Enums to the rescue - or not

I was absolutely not convinced by the first idea that came to my mind, but I decided to give it a try. I created an enum listing the countries:

public enum CountryEnum
{
    France = 1,
    Canada = 2,
    // and so on
}

Then I added a method to the Country entity:

public class Country
{
    // snip...

    public CountryEnum ToEnum()
    {
        return (CountryEnum)ID;
    }

    // snip...
}

And the checks turned into:

if (user.Country.ToEnum() == CountryEnum.France)
{
    // Show a button available only for France
}

Well… it was a little better. It was much easier to see what features and rules applied to which country. But it still sucked. Mainly because it was hard to change. Imagine having a rule for France that would require to show or enable multiple buttons, links, table columns or whatever on multiple views. And imagine that Canada wants that same feature in the next release. It was still a huge “oh God no” for me to go and update all those checks to include those pesky Canadians. Add to that the fact that the pages and user controls (yes, it was a web forms app) were bloated with those checks, sometimes many of them entangled together, and you’ve got a huge mess on your hands. Time to sit back and think.

Feature toggles

I remembered reading a while ago about feature toggles on Martin Fowler’s bliki, and I realized that this solution, although brought up in a static context (the way Fowler describes them, feature toggles are enabled or disabled generally in configuration - in our example, each country would have its own live version of the app, configured for its own needs), could be applied in a dynamic context like mine.

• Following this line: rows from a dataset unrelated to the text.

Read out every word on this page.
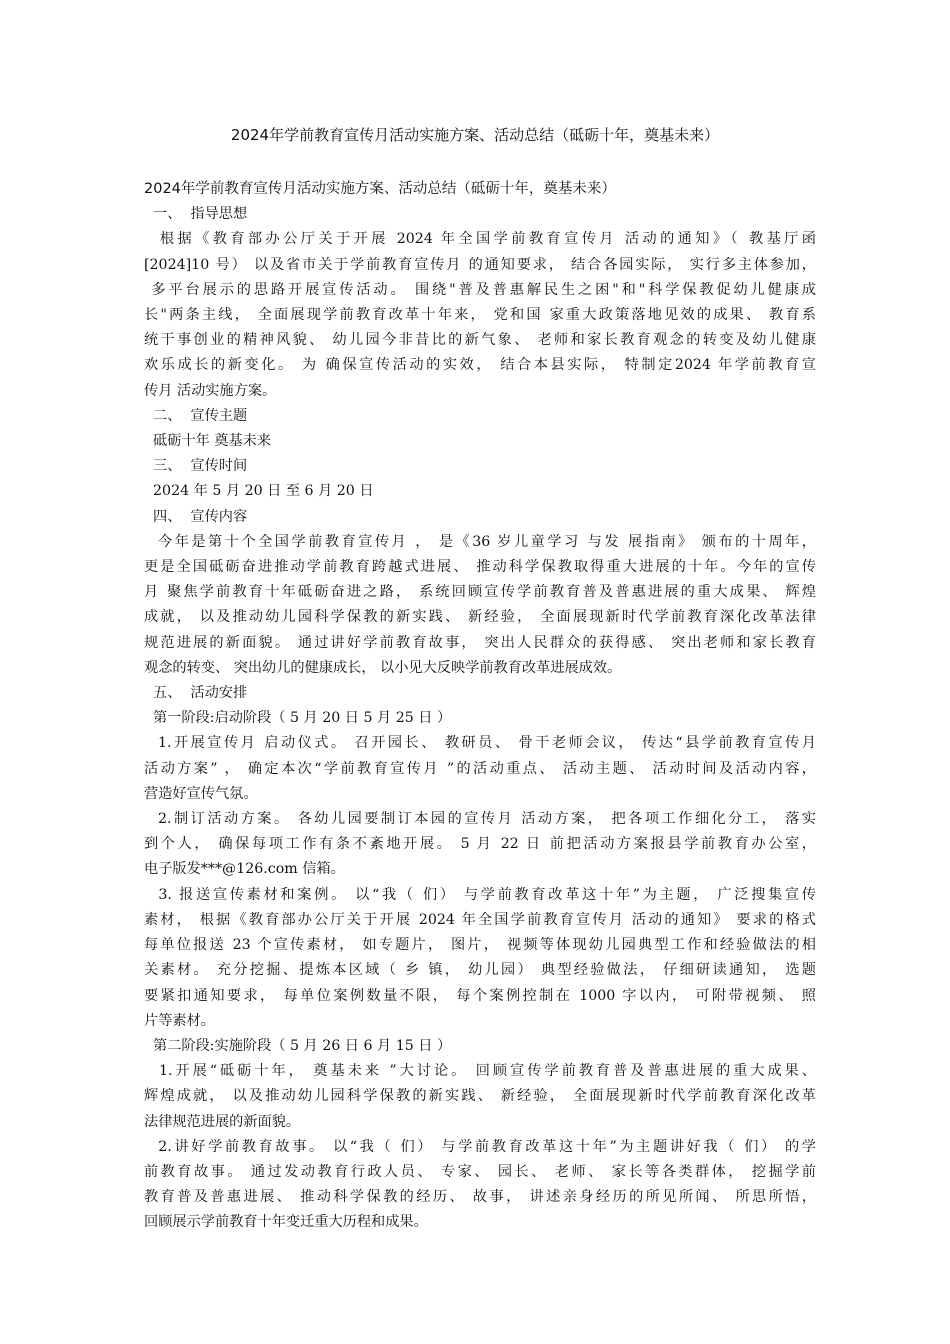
2024年学前教育宣传月活动实施方案、活动总结（砥砺十年，奠基未来）

2024年学前教育宣传月活动实施方案、活动总结（砥砺十年，奠基未来）

一、  指导思想

根据《教育部办公厅关于开展 2024 年全国学前教育宣传月 活动的通知》（ 教基厅函

[2024]10 号） 以及省市关于学前教育宣传月 的通知要求， 结合各园实际， 实行多主体参加，

多平台展示的思路开展宣传活动。 围绕"普及普惠解民生之困"和"科学保教促幼儿健康成

长"两条主线， 全面展现学前教育改革十年来， 党和国 家重大政策落地见效的成果、 教育系

统干事创业的精神风貌、 幼儿园今非昔比的新气象、 老师和家长教育观念的转变及幼儿健康

欢乐成长的新变化。 为 确保宣传活动的实效， 结合本县实际， 特制定2024 年学前教育宣

传月 活动实施方案。

二、  宣传主题

砥砺十年 奠基未来

三、  宣传时间

2024 年 5 月 20 日 至 6 月 20 日

四、  宣传内容

今年是第十个全国学前教育宣传月 ， 是《36 岁儿童学习 与发 展指南》 颁布的十周年，

更是全国砥砺奋进推动学前教育跨越式进展、 推动科学保教取得重大进展的十年。今年的宣传

月 聚焦学前教育十年砥砺奋进之路， 系统回顾宣传学前教育普及普惠进展的重大成果、 辉煌

成就， 以及推动幼儿园科学保教的新实践、 新经验， 全面展现新时代学前教育深化改革法律

规范进展的新面貌。 通过讲好学前教育故事， 突出人民群众的获得感、 突出老师和家长教育

观念的转变、 突出幼儿的健康成长， 以小见大反映学前教育改革进展成效。

五、  活动安排

第一阶段:启动阶段（ 5 月 20 日 5 月 25 日 ）

1.开展宣传月 启动仪式。 召开园长、 教研员、 骨干老师会议， 传达“县学前教育宣传月

活动方案” ， 确定本次“学前教育宣传月 ”的活动重点、 活动主题、 活动时间及活动内容，

营造好宣传气氛。

2.制订活动方案。 各幼儿园要制订本园的宣传月 活动方案， 把各项工作细化分工， 落实

到个人， 确保每项工作有条不紊地开展。 5 月 22 日 前把活动方案报县学前教育办公室，

电子版发***@126.com 信箱。

3. 报送宣传素材和案例。 以“我（ 们） 与学前教育改革这十年”为主题， 广泛搜集宣传

素材， 根据《教育部办公厅关于开展 2024 年全国学前教育宣传月 活动的通知》 要求的格式

每单位报送 23 个宣传素材， 如专题片， 图片， 视频等体现幼儿园典型工作和经验做法的相

关素材。 充分挖掘、提炼本区域（ 乡 镇， 幼儿园） 典型经验做法， 仔细研读通知， 选题

要紧扣通知要求， 每单位案例数量不限， 每个案例控制在 1000 字以内， 可附带视频、 照

片等素材。

第二阶段:实施阶段（ 5 月 26 日 6 月 15 日 ）

1.开展“砥砺十年， 奠基未来 ”大讨论。 回顾宣传学前教育普及普惠进展的重大成果、

辉煌成就， 以及推动幼儿园科学保教的新实践、 新经验， 全面展现新时代学前教育深化改革

法律规范进展的新面貌。

2.讲好学前教育故事。 以“我（ 们） 与学前教育改革这十年”为主题讲好我（ 们） 的学

前教育故事。 通过发动教育行政人员、 专家、 园长、 老师、 家长等各类群体， 挖掘学前

教育普及普惠进展、 推动科学保教的经历、 故事， 讲述亲身经历的所见所闻、 所思所悟，

回顾展示学前教育十年变迁重大历程和成果。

So I rolled all my changes back, and started from scratch:

public class CountryFeatures
{
    public bool CanDoThis { get; private set; }
    public bool CanSeeThat { get; private set; }
    public bool MustConfirmBeforeThatAction { get; private set; }
    // and so on for every country-specific feature or rule
}

You get the idea for the next step, I guess:

public class Country
{
    // snip...

    public CountryFeatures Features { get; private set; }

    // snip...
}

How I initialized the Features property for each country is not relevant to this article: you could store the feature switches for each country in a database table, in a configuration file, or even hard-code them for all I care. What’s important is that the feature checks were now much clearer:

if (user.Country.Features.CanDoThis)
{
    // Show the button used to do this
}

Now that is a much better solution. The single responsibility principle is respected: the view only needs to know if a given feature is enabled or not to decide if it must render the button. It doesn’t need to know for which country the feature is enabled anymore.

Additionally, even if this check was found in multiple places, there was no need to change all those occurrences anymore to enable the feature for Canada. I only needed to toggle the feature on for the countries that needed it.

Summary

Feature toggle is a powerful tool that can be leveraged not only statically, through configuration, to enable or disable features on a per-deployment basis, but it can also be used dynamically, using some context information in a single deployment setup.